My Mapper looks like this
DataFrameMapper([ ('Column_A', [CategoricalDomain(invalid_value_treatment="as_missing",missing_value_replacement="Unknown") ,
CustomTransformFunctionGenerator(function='lowercase'),
),
LabelEncoder()]),
])
However it throws me an exception :
java.lang.IllegalArgumentException: lowercase(Column_A) ,
I looked around and figured that this might be because of the transformation LabelEncoder will look for a data field of the name lowercase(Column_A), but the datafield tag is created with the name : Column_A , hence the error.
To overcome this , I changed the order :
mapper = DataFrameMapper([ ('Column_A', [
CustomTransformFunctionGenerator(function='lowercase'),
CategoricalDomain(invalid_value_treatment="as_missing",missing_value_replacement="Unknown"),
LabelEncoder()]),
so that the DataField markup is created with the correct name , but in this case I get the following exception :
org.jpmml.converter.ContinuousFeature cannot be cast to org.jpmml.converter.WildcardFeature
at sklearn2pmml.decoration.CategoricalDomain.encodeFeatures(CategoricalDomain.java:65)
My end objective is to apply some function to a categorical field and then pass it to Label Encoder.
I've only come here after exhausting all my ideas , hope it doesn't come across as spam.
Thanks.
Hi Villu,
Thanks for your reply.
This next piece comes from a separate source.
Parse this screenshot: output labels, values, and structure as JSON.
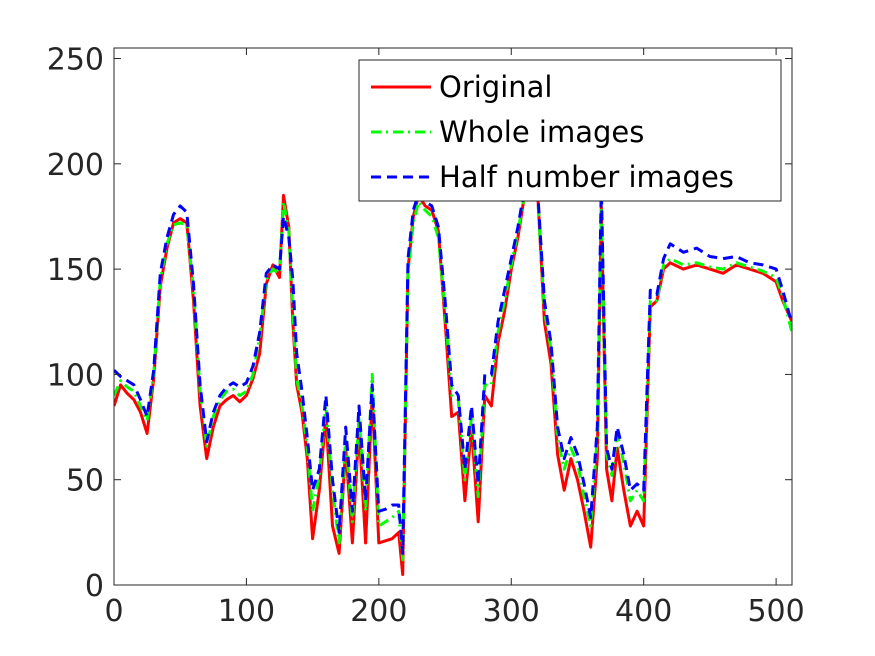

I'll try and see if I can get the SkLearnEncoder subclass solution working.
Hey Villu,
Didn't have much luck with subclass solution,would it possible for you to fix this in the near future?
https://github.com/jpmml/jpmml-converter/issues/7
Hi Villu,
When using the CategoricalDomain(with_data=False) option the resulting PMML creates that field as Continuous and double even for String fields.
This is the mapper :
('Column',[CategoricalDomain(with_data=False),CustomTransformer(function="somefun")])
And this is how the data field is created.
<DataField name="row_string" optype="continuous" dataType="double"/>
Manually changing the optype to categorical and continuous and dataType to string works fine.
> Please note that sklearn.Transformer subclasses should indicate the
> expected data type and operational type of their inputs by overriding
> #getDataType() and #getOpType() methods:
>
> class MyTransformer extends sklearn.Transformer {
>
> @Override
> public DataType getDataType(){
> return DataType.STRING;
> }
>
> @Override
> public OpType getOpType(){
> return OpType.CATEGORICAL;
> }
> }
>
This method works and the generated DataFields have proper Datatypes. However when working with more than one field, if we go with this fix, each of them will have the same type , i.e the one reported by the getDataType and getOpType
functions. However its very much possible to have some transformation on two fields of different types. How do we deal with this?
Also, is there a way to achieve proper DataTypes and Optypes for both the derived and datafields when using CustomTransformers without having to hardcode the types?
Thanks.
> Is there a "super" datatype that can represent the values of all input
> fields correctly?
>
> For numeric fields (double + float; double + integer) it's typically
> the DOUBLE datatype. For mixed fields, it's typically the STRING
> datatype.
>
To make it clearer, say I have the following mapper :
(['Column1','Column2'],[CustomTransformer(function="somefun")])
where Column1 is string and Categorical and Column2 is Double and continuous.
> @Override
> public DataType getDataType(){
> return DataType.STRING;
> }
>
> @Override
> public OpType getOpType(){
> return OpType.CATEGORICAL;
> }
> }
>
If I adopt this method, both of the fields will have Categorical and String, which is not correct.
How do we get correct datatypes for both these fields?